Na entrevista, o que Merval faz é meramente alinhar todos os chavões antilula disseminados nos últimos anos, sem a menor capacidade de juntá-los em um todo lógico, em um raciocínio sistêmico. Só bordões e bordões, um check-list de bordões sem um pingo de análise, conhecimento histórico ou social.

O Fome Zero era um projeto de “reforma estrutural do Estado”, diz ele, contrapondo ao Bolsa Família, que é “um programa para manter a dominação do governo sobre esse povo necessitado”. Logo, Patrus Ananias é figura central para a construção desse modelo lulista. É risível a defesa que ele, direitista sem nenhum verniz, faz do Fome Zero, como um “projeto muito mais voltado para a esquerda”. É uma miscelânea total, em que faz um apanhado de todas as críticas fáceis, à esquerda, à direita, o que vier eu traço, junta numa batedeira e tira uma gosma conceitual que não dá liga. Nem FHC e Serra ousam criticar o conceito por trás do Bolsa Família – pelo contrário, fazem questão de disputar sua paternidade.

Sua descrição sobre a recuperação de Lula pós-mensalão é de uma superficialidade de causar inveja a contadores de histórias infantis. Lula estava morto, aí o PSDB resolveu deixar sangrar, aí a coisa virou, aí Lula foi em frente, aí viu que tinha repaldo popular. É o máximo que consegue teorizar em cima de um fenômeno político – o da quase morte e ressurreição de Lula – que ainda intrigará por décadas historiadores e cientistas sociais.
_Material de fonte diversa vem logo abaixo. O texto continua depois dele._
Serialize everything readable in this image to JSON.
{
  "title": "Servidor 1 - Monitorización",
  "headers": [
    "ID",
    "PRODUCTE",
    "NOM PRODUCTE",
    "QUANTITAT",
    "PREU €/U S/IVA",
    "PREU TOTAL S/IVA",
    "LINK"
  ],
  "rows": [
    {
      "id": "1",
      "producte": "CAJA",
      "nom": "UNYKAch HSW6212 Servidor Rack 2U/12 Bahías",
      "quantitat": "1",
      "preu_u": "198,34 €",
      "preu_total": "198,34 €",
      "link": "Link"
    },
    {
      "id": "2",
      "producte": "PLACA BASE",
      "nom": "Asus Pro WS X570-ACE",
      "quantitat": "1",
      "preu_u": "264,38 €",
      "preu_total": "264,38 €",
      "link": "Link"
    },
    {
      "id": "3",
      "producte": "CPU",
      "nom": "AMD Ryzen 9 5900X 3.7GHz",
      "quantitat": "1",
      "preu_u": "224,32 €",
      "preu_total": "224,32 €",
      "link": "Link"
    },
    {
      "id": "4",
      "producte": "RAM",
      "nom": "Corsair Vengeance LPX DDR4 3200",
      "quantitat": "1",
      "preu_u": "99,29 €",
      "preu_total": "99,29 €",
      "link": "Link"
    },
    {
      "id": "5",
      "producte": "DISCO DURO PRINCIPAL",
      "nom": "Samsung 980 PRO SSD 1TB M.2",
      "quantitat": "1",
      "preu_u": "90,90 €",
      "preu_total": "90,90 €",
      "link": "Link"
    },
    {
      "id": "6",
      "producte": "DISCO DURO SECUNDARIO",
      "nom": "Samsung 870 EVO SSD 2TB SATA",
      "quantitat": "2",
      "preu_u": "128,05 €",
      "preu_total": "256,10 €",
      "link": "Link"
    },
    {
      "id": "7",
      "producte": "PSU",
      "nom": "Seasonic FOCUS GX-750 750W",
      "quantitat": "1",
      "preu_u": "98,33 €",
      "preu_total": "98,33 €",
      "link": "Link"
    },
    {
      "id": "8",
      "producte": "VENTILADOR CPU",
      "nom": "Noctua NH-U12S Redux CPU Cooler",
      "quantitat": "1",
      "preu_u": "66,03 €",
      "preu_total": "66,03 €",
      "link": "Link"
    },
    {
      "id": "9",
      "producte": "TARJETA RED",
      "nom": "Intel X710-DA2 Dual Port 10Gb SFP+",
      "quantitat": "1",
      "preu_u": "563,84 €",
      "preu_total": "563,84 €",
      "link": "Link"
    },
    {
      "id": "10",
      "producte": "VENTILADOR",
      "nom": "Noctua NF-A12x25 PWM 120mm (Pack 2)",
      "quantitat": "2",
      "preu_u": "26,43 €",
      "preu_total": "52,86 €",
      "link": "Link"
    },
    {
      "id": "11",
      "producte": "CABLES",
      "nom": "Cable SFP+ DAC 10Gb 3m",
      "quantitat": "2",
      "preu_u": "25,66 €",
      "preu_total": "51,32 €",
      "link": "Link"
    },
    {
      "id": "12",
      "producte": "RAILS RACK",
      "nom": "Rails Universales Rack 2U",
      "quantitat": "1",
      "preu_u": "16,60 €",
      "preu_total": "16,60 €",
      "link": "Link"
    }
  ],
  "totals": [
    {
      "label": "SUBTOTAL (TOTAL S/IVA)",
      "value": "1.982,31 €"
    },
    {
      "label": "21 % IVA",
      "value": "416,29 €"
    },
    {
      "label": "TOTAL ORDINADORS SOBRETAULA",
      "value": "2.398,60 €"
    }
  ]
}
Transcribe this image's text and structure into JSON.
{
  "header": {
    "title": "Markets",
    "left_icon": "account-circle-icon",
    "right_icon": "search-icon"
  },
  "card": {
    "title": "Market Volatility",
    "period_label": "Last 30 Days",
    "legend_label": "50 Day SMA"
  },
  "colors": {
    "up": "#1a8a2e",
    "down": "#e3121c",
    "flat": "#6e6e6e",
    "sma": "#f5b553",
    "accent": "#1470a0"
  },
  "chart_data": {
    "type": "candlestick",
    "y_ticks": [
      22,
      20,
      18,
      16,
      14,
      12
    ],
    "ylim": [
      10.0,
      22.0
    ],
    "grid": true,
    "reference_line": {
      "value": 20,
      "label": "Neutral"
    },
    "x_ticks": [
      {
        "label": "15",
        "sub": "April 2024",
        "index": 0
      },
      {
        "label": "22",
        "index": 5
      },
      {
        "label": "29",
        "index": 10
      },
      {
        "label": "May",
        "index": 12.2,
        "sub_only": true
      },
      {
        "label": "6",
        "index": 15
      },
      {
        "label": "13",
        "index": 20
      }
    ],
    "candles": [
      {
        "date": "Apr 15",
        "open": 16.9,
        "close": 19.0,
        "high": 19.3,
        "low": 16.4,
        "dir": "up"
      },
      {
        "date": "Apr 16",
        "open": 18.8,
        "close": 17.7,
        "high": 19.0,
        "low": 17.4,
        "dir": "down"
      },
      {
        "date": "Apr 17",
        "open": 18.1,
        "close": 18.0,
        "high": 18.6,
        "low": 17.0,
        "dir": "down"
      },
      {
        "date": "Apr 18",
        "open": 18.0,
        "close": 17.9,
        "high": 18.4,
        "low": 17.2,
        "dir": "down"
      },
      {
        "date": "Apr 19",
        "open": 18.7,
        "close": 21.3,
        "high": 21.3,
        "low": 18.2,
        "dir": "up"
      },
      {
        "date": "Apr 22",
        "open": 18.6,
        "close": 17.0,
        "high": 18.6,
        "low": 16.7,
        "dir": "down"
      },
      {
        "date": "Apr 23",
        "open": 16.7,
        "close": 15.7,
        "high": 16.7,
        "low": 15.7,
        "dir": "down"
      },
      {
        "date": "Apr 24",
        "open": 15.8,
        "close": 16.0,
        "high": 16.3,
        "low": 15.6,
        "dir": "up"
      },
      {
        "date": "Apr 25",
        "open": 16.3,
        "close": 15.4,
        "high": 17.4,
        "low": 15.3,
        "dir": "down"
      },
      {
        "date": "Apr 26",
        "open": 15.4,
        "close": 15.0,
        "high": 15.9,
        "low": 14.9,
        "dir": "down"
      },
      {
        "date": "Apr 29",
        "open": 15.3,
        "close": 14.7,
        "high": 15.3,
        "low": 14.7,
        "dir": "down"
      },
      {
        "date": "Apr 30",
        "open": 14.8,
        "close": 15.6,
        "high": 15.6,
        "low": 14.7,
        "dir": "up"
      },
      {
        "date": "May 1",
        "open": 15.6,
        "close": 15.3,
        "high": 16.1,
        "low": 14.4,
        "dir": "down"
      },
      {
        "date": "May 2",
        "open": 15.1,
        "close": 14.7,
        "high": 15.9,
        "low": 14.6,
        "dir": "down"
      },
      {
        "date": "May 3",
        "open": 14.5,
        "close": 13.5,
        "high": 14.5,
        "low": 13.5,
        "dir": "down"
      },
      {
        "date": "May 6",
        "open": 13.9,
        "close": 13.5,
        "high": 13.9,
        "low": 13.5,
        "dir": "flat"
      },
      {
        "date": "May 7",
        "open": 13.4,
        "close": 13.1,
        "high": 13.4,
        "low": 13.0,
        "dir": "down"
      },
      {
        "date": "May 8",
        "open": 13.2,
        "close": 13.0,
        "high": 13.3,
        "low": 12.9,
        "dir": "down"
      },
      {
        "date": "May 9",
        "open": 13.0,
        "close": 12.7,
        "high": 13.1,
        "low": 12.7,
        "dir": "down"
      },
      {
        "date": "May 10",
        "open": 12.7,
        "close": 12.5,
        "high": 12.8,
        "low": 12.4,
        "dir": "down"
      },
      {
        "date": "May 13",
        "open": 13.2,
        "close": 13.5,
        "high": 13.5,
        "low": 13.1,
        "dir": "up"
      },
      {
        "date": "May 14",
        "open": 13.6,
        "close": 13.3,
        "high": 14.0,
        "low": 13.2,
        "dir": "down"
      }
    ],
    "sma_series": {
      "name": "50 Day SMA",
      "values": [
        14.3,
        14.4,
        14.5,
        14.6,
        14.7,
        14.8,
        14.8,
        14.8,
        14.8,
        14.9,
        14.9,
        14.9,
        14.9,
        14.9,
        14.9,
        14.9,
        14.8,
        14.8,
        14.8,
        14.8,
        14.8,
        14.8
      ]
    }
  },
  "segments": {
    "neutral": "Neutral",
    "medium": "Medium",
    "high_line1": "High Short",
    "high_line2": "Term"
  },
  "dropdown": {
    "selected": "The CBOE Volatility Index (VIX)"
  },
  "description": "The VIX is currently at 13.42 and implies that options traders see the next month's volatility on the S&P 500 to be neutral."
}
Sobre o Lula pós-presidência, disse que  não mais fará carreira internacional porque, “depois da crise com o Irã”, esse projeto furou um pouco. Meu Deus! O mundo em transformações estruturais, os emergentes assumindo um novo protagonismo,  a  ordem mundial se esfacelando, abrindo espaço para novos arranjos, a diplomacia brasileira ousando caminhos nunca antes navegados (o que abre margem para discussões sólidas contra ou a favor dessa prospecção do novo) e Lula emergindo como uma das lideranças globais. E Merval dizendo que vai mudar porque a imprensa brasileira decretou que a incursão no Irã afetou a imagem do Lula. Faltou informar o Le Monde, Financial Times, El Pais, BBC.

A maneira como ele prevê a próxima crise política entre Dilma e Lula é o fecho à altura de uma entrevista exemplar: Lula vai querer permanecer atuando, vai querer escolher ministros, vai querer interferir. Isso previsivelmente provocará uma crise política. E ele não sabe como Dilma e o PT irão reagir.

Pelo nível da entrevista, esse é o menor dos pontos que Merval desconhece sobre política, país e sobre seu personagem predileto: Lula.

Do Estadao.com.br

”Lula poderá ser um poder paralelo”

Merval Pereira, Jornalista – Em livro que reúne seus artigos desde 2002, jornalista mostra como o lulismo assumiu o poder

José Maria Mayrink – O Estado de S.Paulo

A releitura de 372 artigos selecionados entre aqueles que publicou no jornal O Globo, entre junho de 2002 e junho de 2010, levou Merval Pereira à conclusão de que o presidente Luiz Inácio Lula da Silva instalou no poder um lulismo que marcará o governo nos próximos anos, com a eventual vitória do PT e de Dilma Rousseff.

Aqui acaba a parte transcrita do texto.